Comment by sejje
3 days ago
LLM output might be harder to spot when it's mostly commands to drive the browser.
I often interact with the web all day and don't write any text a human could evaluate.
3 days ago
LLM output might be harder to spot when it's mostly commands to drive the browser.
I often interact with the web all day and don't write any text a human could evaluate.
Perhaps, but that's somewhat off topic since that's not what Turing's thought experiment was about.
However, I'd have to guess that given a reasonable amount of data an LLM vs human interacting with websites would be fairly easy to spot since the LLM would be more purposeful - it'd be trying to fulfill a task, while a human may be curious, distracted by ads, put off by slow response times, etc, etc.

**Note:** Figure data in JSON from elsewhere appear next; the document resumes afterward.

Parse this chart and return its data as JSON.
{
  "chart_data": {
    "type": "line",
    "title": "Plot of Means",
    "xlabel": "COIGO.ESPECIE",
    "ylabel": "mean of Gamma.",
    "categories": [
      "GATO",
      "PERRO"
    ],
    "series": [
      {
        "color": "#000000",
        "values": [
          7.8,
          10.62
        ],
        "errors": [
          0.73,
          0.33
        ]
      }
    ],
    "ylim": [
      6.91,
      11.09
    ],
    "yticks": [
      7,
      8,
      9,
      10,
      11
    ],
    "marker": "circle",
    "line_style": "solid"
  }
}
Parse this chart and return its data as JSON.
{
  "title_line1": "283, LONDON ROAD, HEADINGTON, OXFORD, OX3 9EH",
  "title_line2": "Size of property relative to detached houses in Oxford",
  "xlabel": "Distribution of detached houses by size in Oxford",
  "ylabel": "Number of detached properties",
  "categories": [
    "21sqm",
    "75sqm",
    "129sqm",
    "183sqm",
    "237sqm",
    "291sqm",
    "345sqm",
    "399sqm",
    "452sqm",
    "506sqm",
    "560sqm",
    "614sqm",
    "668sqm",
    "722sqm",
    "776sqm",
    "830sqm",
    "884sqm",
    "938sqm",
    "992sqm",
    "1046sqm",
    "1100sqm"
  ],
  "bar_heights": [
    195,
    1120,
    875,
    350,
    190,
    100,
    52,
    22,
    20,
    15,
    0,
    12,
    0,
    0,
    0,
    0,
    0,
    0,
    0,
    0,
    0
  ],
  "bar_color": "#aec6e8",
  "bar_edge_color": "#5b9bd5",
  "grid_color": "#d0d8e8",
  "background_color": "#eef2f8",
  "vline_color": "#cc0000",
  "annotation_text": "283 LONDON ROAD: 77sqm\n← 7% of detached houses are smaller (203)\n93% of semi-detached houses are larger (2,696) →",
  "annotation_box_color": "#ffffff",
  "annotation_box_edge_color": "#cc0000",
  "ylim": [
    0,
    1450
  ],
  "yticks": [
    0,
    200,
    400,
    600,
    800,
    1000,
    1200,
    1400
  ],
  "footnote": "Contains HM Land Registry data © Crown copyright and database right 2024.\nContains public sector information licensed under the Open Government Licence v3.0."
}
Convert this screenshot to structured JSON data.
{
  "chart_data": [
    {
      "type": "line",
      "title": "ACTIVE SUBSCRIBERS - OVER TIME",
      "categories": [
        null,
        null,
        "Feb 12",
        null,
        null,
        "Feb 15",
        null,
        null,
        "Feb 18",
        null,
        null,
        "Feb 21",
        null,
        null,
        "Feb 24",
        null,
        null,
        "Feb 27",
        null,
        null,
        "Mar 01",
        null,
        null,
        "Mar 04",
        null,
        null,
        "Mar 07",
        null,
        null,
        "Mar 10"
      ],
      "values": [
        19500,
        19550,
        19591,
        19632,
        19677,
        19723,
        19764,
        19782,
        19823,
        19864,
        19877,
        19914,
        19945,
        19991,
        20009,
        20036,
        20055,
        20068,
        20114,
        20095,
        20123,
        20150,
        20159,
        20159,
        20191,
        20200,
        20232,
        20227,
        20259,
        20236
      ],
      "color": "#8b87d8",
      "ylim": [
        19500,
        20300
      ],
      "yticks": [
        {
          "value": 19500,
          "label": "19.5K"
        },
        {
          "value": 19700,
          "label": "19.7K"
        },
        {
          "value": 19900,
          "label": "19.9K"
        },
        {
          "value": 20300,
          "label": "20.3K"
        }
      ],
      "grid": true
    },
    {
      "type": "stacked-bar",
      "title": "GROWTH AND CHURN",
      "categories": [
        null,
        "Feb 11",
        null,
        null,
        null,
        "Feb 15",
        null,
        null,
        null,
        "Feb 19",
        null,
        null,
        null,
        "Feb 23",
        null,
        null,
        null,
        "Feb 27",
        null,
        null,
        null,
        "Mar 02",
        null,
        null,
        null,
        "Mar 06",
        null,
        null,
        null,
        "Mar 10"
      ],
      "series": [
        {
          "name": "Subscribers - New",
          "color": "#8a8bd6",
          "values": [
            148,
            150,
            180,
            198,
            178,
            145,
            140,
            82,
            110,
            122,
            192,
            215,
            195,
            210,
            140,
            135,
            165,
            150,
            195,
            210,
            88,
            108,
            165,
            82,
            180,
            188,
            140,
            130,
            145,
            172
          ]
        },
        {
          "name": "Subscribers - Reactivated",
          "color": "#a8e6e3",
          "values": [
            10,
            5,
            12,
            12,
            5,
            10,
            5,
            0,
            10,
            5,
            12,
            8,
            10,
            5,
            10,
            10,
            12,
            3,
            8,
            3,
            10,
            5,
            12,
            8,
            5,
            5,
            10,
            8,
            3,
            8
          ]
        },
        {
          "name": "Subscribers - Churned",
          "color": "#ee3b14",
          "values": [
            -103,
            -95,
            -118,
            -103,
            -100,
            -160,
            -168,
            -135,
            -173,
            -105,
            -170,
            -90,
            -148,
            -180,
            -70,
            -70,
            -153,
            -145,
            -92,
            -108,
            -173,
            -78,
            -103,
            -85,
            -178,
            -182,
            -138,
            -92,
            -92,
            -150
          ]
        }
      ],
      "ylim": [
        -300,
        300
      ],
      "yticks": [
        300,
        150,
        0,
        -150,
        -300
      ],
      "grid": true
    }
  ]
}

I don't think it's a very interesting question whether LLMs can sometimes generate output indistinguishable from humans, since that is exactly what they were trained to do - to mimic human-generated training samples. Apropos a Turing test, the question would be can I tell this is not a human, even given a reasonable amount of time to probe it in any way I care ... but I think there is an unspoken assumption that the person administering the test is qualified to do so (else the result isn't about AGI-ability, but rather test administrator ability).
> an LLM vs human interacting with websites would be fairly easy to spot since the LLM would be more purposeful - it'd be trying to fulfill a task, while a human may be curious, distracted by ads, put off by slow response times, etc, etc.
Even before modern LLMs, some scrape-detectors would look for instant clicks, no random mouse moves, etc., and some scrapers would incorporate random delays, random mouse movements, etc.